第158話 心に残る言葉
心に残る言葉って言ってもですよ。
その、何て言いますか、格言とかね、そういうんじゃなくて。
『人を良くする、と書いて【食】』ですとか、
『女が喜ぶと嬉しい』ですとか、そういうんじゃなくて。
『にんげんだもの。 みつを』とかね、そういうやつでもなくて。
これはですね、某ハンバーグレストランでのお話なのです。
学生の頃、私、そこでバイトしてまして。
従業員は安く食べられるとか、そういうのは特にないんですけど、まぁ多少、サラダを気持ち多くしてくれるですとか、マヨネーズとかドレッシングも調節してくれるですとか、パフェのソフトクリーム部分を一巻き多くしてくれるとか、そういうのはありました。
だからってわけでもないんですけど、やっぱり休憩となりますと、ほとんどの人はそこの食事を注文するわけです。
するとですね、年下の先輩がね、迷ってるんですよ。
「どうしようかなぁ。普通のやつも良いけど、チーズのやつも良いなぁ」
ってね。
で、私はだいたいチーズハンバーグセット(仮名)なのでほぼ迷わずにチーズをorderする(どうしてここ英語になったんだろう)んですけど、その先輩は悩んでましてね。
あれですよ、若い子特有のやつ。
カロリー気になっちゃうやつ。
彼女当時まだ10代だったんですけどね(私は20代)、若い子には若い子のカロリー事情があるんですよ。
ここで、
「若いんだから食べても太らないんじゃないですか?」
何て言ったらアウトですよ。
宇部さん、アウトー! デリカシー0! 乙女の気持ちわかってない! 退場! いや、それは困るな。閉店まで残業!
例えその時20代でもね? あなただって10代の頃はあったでしょう? 食べても太らないタイプの友達は確かにいたけど、その子陸上部とかだったじゃない。あなた、食べたら食べたでしっかり太るタイプだったじゃない!
ってなもんでして。
まぁ、若い子の方が多少太っても痩せやすい(おばちゃんと比べて)ですし、多少ふくふくしてる方が可愛い(おばちゃんと比べて)ってのもあるんですけど、まぁ、その辺は良いです。だんだん悲しくなってきたから。
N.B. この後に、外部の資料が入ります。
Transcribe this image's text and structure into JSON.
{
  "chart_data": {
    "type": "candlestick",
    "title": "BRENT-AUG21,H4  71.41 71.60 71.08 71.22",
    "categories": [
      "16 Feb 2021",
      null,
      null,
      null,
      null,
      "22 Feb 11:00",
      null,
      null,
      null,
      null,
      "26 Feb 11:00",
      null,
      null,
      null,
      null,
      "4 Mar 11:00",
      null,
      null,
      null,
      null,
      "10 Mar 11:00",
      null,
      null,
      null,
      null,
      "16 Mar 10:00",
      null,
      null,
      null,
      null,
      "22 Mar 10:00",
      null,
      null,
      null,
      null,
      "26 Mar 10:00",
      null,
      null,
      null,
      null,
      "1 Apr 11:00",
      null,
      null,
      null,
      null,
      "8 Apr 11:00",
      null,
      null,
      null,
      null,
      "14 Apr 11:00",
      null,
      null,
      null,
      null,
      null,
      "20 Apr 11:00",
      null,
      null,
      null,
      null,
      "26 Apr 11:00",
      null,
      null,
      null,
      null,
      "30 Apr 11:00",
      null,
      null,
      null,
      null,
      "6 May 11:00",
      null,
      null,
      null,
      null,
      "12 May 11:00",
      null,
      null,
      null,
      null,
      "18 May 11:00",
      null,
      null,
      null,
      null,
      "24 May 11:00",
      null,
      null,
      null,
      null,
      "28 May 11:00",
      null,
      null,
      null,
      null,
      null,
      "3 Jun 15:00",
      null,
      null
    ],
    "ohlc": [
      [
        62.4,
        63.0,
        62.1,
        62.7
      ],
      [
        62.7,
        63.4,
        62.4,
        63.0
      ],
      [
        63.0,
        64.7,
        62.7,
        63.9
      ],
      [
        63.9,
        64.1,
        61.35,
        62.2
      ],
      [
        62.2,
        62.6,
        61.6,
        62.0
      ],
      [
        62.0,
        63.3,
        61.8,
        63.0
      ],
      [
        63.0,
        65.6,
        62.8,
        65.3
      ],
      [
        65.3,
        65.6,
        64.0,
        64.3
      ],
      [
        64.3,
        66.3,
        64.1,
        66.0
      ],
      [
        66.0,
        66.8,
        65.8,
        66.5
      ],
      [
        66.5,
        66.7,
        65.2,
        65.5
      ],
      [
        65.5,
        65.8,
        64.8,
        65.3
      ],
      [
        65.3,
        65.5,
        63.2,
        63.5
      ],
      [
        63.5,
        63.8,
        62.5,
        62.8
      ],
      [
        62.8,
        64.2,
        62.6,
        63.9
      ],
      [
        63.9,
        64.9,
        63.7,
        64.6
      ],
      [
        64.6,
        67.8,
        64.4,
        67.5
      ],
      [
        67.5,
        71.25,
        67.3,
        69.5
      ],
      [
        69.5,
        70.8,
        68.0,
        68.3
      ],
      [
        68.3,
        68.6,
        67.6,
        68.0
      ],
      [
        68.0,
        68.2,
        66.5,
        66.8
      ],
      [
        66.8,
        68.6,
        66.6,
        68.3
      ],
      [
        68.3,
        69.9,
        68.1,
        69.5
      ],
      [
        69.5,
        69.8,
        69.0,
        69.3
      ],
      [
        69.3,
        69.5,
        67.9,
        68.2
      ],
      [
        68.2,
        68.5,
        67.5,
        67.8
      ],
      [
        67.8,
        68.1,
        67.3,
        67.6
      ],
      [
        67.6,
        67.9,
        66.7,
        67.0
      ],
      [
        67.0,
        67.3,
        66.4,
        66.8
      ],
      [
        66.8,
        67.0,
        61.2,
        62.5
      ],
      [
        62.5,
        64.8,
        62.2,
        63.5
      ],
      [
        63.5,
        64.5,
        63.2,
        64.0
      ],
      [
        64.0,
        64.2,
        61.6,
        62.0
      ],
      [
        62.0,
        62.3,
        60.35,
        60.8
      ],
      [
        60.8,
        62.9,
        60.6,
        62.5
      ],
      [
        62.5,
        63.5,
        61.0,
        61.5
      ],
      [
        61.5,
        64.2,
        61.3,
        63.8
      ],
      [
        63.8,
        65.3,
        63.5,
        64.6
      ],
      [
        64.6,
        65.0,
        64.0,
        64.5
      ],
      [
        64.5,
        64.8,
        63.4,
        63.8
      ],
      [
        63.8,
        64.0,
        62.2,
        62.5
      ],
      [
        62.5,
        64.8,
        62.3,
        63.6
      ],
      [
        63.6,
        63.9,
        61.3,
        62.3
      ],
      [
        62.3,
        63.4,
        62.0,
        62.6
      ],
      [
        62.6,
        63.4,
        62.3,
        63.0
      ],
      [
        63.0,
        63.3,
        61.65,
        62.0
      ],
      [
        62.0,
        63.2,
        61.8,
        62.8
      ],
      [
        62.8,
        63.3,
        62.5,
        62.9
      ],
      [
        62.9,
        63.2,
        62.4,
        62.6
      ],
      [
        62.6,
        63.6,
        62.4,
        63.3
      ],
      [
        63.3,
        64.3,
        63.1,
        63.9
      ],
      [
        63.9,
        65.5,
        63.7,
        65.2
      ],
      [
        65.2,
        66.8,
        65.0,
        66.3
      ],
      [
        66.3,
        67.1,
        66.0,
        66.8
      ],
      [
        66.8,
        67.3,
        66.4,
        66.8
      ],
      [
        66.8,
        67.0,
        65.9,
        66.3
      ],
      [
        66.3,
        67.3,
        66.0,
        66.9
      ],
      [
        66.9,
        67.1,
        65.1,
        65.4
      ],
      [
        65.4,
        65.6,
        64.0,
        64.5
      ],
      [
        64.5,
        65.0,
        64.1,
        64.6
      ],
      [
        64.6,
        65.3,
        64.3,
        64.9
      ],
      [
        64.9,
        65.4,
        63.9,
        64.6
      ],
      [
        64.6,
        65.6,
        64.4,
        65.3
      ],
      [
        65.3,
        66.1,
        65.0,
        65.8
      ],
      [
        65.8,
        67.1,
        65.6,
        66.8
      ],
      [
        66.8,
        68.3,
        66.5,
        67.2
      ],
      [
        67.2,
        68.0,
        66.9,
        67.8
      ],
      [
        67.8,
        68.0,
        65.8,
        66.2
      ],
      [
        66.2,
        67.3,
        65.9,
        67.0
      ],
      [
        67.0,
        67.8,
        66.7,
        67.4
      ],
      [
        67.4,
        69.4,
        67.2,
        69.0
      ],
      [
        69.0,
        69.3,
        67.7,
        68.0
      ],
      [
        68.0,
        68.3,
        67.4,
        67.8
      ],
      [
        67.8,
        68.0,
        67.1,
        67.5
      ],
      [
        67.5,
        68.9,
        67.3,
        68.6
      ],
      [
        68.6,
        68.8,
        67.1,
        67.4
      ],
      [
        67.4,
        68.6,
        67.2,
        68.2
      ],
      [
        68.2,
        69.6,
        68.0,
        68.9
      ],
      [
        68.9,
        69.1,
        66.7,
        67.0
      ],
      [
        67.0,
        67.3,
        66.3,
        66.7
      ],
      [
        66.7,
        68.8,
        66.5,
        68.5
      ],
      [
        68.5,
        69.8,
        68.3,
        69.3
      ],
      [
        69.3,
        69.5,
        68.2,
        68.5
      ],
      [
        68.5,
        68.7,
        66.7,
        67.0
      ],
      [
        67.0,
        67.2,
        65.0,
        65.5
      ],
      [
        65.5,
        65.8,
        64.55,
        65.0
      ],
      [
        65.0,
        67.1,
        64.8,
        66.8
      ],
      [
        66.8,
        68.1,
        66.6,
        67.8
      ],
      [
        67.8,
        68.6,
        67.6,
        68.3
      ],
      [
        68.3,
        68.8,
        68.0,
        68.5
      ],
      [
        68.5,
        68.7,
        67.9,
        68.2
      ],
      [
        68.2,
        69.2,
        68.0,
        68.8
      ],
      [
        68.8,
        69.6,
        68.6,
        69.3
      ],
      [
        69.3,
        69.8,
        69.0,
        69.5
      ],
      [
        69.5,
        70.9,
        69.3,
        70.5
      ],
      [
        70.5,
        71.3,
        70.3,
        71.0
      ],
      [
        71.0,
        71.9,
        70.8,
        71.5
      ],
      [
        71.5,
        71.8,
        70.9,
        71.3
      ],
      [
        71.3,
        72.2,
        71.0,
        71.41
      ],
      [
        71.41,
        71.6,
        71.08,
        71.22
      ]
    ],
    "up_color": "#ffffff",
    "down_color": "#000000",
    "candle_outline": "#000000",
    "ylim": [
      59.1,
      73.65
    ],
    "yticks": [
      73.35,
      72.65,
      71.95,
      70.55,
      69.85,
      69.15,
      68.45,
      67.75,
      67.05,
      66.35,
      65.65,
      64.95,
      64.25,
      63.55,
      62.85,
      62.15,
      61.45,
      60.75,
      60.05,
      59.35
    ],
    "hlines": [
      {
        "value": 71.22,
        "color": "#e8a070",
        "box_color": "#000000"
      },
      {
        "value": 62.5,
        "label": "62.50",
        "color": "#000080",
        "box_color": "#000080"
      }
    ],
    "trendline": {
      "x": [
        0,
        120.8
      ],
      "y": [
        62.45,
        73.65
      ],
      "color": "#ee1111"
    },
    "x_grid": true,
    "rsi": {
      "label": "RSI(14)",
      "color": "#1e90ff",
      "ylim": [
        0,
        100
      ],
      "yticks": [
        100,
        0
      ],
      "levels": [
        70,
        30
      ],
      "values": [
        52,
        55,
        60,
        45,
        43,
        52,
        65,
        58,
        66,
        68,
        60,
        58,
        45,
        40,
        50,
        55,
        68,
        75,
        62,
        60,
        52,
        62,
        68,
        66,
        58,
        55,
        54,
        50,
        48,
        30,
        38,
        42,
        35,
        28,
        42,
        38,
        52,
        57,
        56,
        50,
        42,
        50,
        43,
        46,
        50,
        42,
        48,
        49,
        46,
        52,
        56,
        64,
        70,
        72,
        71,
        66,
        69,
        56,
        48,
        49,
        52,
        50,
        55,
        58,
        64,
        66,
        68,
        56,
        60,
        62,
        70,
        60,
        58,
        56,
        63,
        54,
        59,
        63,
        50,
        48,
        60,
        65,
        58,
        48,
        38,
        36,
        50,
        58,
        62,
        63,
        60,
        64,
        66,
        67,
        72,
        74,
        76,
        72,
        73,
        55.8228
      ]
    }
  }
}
で、結局彼女は和風ハンバーグセット(仮名)にしたわけですよ。
ハンバーグの上に、大葉と大根おろしが乗ってるやつです。うん、見るからにヘルシー。
余談ですけど、ええ、このエッセイ、80%くらいは余談で構成されてるんですけど、実は私、この『大葉』が苦手でして。梅干しに入ってるのと青じそドレッシングは好きなんですけど。
まだ天ぷらは良いです。回避出来るから。
ただ、ササミカツとか、中に入ってるの梅だけかなと思わせといて大葉も巻かれてたり、和風スパゲッティには刻んだやつが乗ってたりと、これは回避出来ないんですよねぇ。困るー。
そんなわけで、大根おろしは好きなんですけど、この大葉があるばっかりに、そこの和風ハンバーグ(仮名)は食べたことがないんですよ。でもその先輩、何だかんだで毎回それ食べてるんです。だから結局、「あぁ、いつものですね」っていうわけでして。
でね、先輩が言ったわけですよ。何かこう、ため息混じりに。
「……和風ハンバーグ(仮名)ってさ、おろしに大葉でさっぱりヘルシーな感じするけど、そのおろしと大葉の分のカロリーはプラスされてるんだよね。結局普通のハンバーグセットが一番カロリー低いよね。何か騙されてる感じ」
って。
もうね、最高だなこの人って思いましたね。そこに気付くか? 高校生で! って。
いや、ソースとか違うでしょって思った方がいるかもしれませんので補足しますと、そこのお店、基本のソースは1つというか、他のファミレスみたいに『ソースが選べるよ!』って感じじゃないのです。
だからあれだ!
カロリーを気にする女子!
普通のハンバーグを食え!
おろしと大葉の分太るぞ!
え? そういうこと? 絶対違うでしょ。
とにもかくにも、このお言葉、しっかりと私の中で生きています。ただ、それでも私は食べたいものを食べますけど。